PH now ADB’s 5th largest borrower

MANILA – With $750 million new loans added in 2012, the total amount of development loans granted by the Asian Development Bank (ADB) to the Philippines has risen to $13.54 billion.

That amount makes the Philippines ADB’s fifth largest borrowing nation, accounting for about 8 percent of the regional development financing institution’s total sovereign and non-sovereign lending.

Of that total of financing granted, $10.87 billion has already been disbursed, according to the ADB Country Fact Sheet. ADB approved three loans for the Philippines in 2012. These are the $350 million Increasing Competitiveness for Inclusive Growth Program-Subprogram 1, the $100 million Integrated Natural Resources and Environmental Management Program, and the $300 million Market Transformation through Introduction of Energy Efficient Electric Vehicles Project.

The electric vehicles project, ADB said, will replace 100,000 gasoline-powered tricycles with three-wheel, plug-in electric vehicles to promote energy efficiency in the Philippines.

The Increasing Competitiveness for Inclusive Growth Program is a policy-based loan to support the government’s efforts in improving competitiveness and inclusiveness.

The Integrated Natural Resources and Environmental Management Program is designed to improve the conditions of watersheds by generating livelihood benefits in four upland river basins in the country.

Of the agency’s cumulative loans for the Philippines, the energy sector received the biggest chunk, with nearly $3.39 billion or a quarter of the total loans.

The second biggest recipient was the public sector management sector with 20.2 percent share, or $2.728 billion, while the third largest went to the agriculture and natural resources sector with 14.8 percent share, or $2.01 billion.

In 2012, the ADB also approved 16 technical assistance projects worth $23.2 million for the Philippines.

“Of this amount, 67 percent will be used to supplement funds for existing technical assistance aimed at strengthening public–private partnerships in the Philippines co-financed by ADB, the Australian Agency for International Development, and the Canadian International Development Agency,” the agency said.

ADB said its partnership with the Philippines aims to help the country achieve high, inclusive, and sustained growth, and will focus on infrastructure, public sector management, environment, and education.

ADB said it will continue “combining policy-based lending with capacity development to support broader governance reforms, while gradually expanding sector-level policy and investment lending.”

ADB also said it is increasingly shifting from funding stand-alone projects to funding slices of national programs, such as the government’s National Community-Driven Development Program and the K to 12 Education Reform Program.”

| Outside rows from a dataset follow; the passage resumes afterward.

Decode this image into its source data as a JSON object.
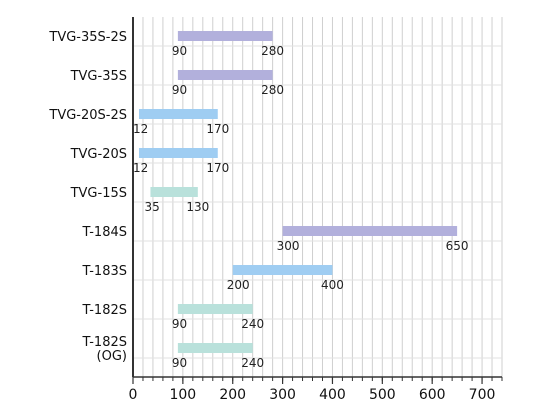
{
  "chart_data": {
    "type": "bar",
    "orientation": "horizontal-range",
    "categories": [
      {
        "lines": [
          "TVG-35S-2S"
        ]
      },
      {
        "lines": [
          "TVG-35S"
        ]
      },
      {
        "lines": [
          "TVG-20S-2S"
        ]
      },
      {
        "lines": [
          "TVG-20S"
        ]
      },
      {
        "lines": [
          "TVG-15S"
        ]
      },
      {
        "lines": [
          "T-184S"
        ]
      },
      {
        "lines": [
          "T-183S"
        ]
      },
      {
        "lines": [
          "T-182S"
        ]
      },
      {
        "lines": [
          "T-182S",
          "(OG)"
        ]
      }
    ],
    "ranges": [
      {
        "start": 90,
        "end": 280,
        "start_label": "90",
        "end_label": "280",
        "color": "#b2b0dc"
      },
      {
        "start": 90,
        "end": 280,
        "start_label": "90",
        "end_label": "280",
        "color": "#b2b0dc"
      },
      {
        "start": 12,
        "end": 170,
        "start_label": "12",
        "end_label": "170",
        "color": "#9fcdf2"
      },
      {
        "start": 12,
        "end": 170,
        "start_label": "12",
        "end_label": "170",
        "color": "#9fcdf2"
      },
      {
        "start": 35,
        "end": 130,
        "start_label": "35",
        "end_label": "130",
        "color": "#b9e1db"
      },
      {
        "start": 300,
        "end": 650,
        "start_label": "300",
        "end_label": "650",
        "color": "#b2b0dc"
      },
      {
        "start": 200,
        "end": 400,
        "start_label": "200",
        "end_label": "400",
        "color": "#9fcdf2"
      },
      {
        "start": 90,
        "end": 240,
        "start_label": "90",
        "end_label": "240",
        "color": "#b9e1db"
      },
      {
        "start": 90,
        "end": 240,
        "start_label": "90",
        "end_label": "240",
        "color": "#b9e1db"
      }
    ],
    "xlim": [
      0,
      740
    ],
    "xticks": [
      0,
      100,
      200,
      300,
      400,
      500,
      600,
      700
    ],
    "minor_tick_step": 20,
    "grid": true,
    "colors": {
      "grid": "#cfcfcf",
      "axis": "#333333"
    }
  }
}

Total ADB lending and technical assistance for the Philippines for 2013 to 2015 is $1.87 billion, broken down into $600 million for 2013, $700 million for 2014, and $570 million for 2015.

The 2013-2015 lending program covers projects in the following areas: public sector management, with a $750 million share (44 percent), multi-sector which includes disaster risk financing and social protection projects with a $470 million share (27 percent), education with a $300 million share (17 percent), and transportation with a $200 million share (12 percent).

The Philippines is one of ADB’s founding members when it was established in 1966.